Secondo la dichiarazione di Marcoluigi Corsi, rappresentante dell’UNICEF in Libano, la situazione rappresenta una crisi profonda che sta segnando un’intera generazione.

I numeri dell’emergenza

Il bilancio è pesante: 247 bambini uccisi e 992 feriti, con una media drammatica che evidenzia la continuità della violenza.

«Dietro queste cifre sconcertanti si trovano vite stroncate o cambiate per sempre», ha sottolineato Corsi, evidenziando il peso umano che si cela dietro i numeri.

Infanzia stravolta da guerra e sfollamenti

Molti minori sono stati costretti a fuggire più volte dalle proprie case, assistendo direttamente a episodi di violenza e perdendo familiari e punti di riferimento.

Secondo UNICEF, oltre 770mila bambini stanno vivendo condizioni di forte sofferenza, tra sfollamenti, traumi e perdita della normalità.

Scuole distrutte e servizi compromessi

Il conflitto ha causato una diffusa distruzione di abitazioni, scuole e infrastrutture essenziali, inclusi i sistemi idrici e sanitari.

Questa situazione rende ancora più difficile garantire ai minori accesso a istruzione, assistenza sanitaria e servizi di base.

Un’intera generazione a rischio

Le conseguenze non si limitano al presente. Il danno subito rischia di ripercuotersi sul futuro dei bambini, compromettendo opportunità di studio, lavoro e sviluppo.

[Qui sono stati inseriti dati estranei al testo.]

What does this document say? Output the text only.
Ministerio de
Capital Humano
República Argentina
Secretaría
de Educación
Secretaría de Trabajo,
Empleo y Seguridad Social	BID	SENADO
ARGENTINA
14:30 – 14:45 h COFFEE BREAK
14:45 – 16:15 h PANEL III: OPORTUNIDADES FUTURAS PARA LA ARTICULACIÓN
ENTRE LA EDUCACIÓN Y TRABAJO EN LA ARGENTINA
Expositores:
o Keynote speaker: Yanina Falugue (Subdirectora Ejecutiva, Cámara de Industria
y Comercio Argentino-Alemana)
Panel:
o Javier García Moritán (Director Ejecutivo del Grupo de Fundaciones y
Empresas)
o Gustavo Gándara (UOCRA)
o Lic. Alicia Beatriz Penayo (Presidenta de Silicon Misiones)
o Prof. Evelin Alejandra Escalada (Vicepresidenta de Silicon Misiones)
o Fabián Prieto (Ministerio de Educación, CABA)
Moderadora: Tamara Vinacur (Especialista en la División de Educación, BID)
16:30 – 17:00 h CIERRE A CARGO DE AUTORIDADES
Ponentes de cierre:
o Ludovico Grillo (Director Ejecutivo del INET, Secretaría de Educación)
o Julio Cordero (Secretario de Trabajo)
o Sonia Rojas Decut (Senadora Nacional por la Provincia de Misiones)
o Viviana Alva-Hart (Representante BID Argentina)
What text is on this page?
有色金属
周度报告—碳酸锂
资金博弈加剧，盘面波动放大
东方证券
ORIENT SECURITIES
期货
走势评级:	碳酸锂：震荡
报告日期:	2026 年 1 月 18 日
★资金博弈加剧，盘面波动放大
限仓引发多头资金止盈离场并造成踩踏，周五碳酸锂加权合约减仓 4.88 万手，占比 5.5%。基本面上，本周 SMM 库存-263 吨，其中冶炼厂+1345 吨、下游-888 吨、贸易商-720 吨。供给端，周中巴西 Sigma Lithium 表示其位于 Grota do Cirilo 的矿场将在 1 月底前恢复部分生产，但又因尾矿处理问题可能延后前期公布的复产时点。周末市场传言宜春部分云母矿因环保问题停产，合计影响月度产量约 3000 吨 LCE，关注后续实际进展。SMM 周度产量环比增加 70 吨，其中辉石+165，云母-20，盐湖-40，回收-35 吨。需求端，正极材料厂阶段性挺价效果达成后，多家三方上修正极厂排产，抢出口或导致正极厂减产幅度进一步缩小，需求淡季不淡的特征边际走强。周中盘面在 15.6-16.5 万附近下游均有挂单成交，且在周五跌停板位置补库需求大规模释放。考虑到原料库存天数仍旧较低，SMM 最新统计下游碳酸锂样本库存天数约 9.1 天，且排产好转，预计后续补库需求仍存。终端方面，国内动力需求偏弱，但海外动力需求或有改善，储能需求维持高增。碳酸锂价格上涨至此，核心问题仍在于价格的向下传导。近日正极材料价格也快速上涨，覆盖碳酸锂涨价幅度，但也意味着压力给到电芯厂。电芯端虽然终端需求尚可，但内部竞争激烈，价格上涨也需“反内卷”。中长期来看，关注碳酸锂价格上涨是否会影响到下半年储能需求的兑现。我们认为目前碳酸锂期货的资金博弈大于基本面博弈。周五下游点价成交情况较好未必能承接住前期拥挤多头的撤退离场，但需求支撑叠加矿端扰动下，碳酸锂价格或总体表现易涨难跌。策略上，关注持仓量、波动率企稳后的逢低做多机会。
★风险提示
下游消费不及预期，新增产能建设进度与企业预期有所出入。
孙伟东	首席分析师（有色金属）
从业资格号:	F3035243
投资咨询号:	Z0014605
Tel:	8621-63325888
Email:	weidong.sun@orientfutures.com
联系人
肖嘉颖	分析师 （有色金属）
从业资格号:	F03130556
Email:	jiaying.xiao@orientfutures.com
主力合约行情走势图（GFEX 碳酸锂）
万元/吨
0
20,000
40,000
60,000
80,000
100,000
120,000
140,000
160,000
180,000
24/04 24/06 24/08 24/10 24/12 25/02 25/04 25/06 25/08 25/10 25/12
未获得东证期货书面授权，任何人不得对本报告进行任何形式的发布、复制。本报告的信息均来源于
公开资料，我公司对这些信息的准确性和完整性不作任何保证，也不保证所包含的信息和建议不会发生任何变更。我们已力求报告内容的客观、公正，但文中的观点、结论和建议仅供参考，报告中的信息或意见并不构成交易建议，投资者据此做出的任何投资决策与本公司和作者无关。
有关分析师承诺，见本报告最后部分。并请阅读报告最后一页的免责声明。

«I bambini hanno bisogno non solo della fine della violenza, ma anche di protezione e di un percorso di recupero», ha aggiunto Corsi.

L’appello dell’UNICEF

L’UNICEF chiede con urgenza una cessazione duratura delle ostilità, oltre alla protezione delle infrastrutture civili e alla garanzia di accesso agli aiuti umanitari.

«È fondamentale che ai bambini venga data la possibilità non solo di sopravvivere, ma di riprendersi il futuro», conclude il rappresentante dell’organizzazione.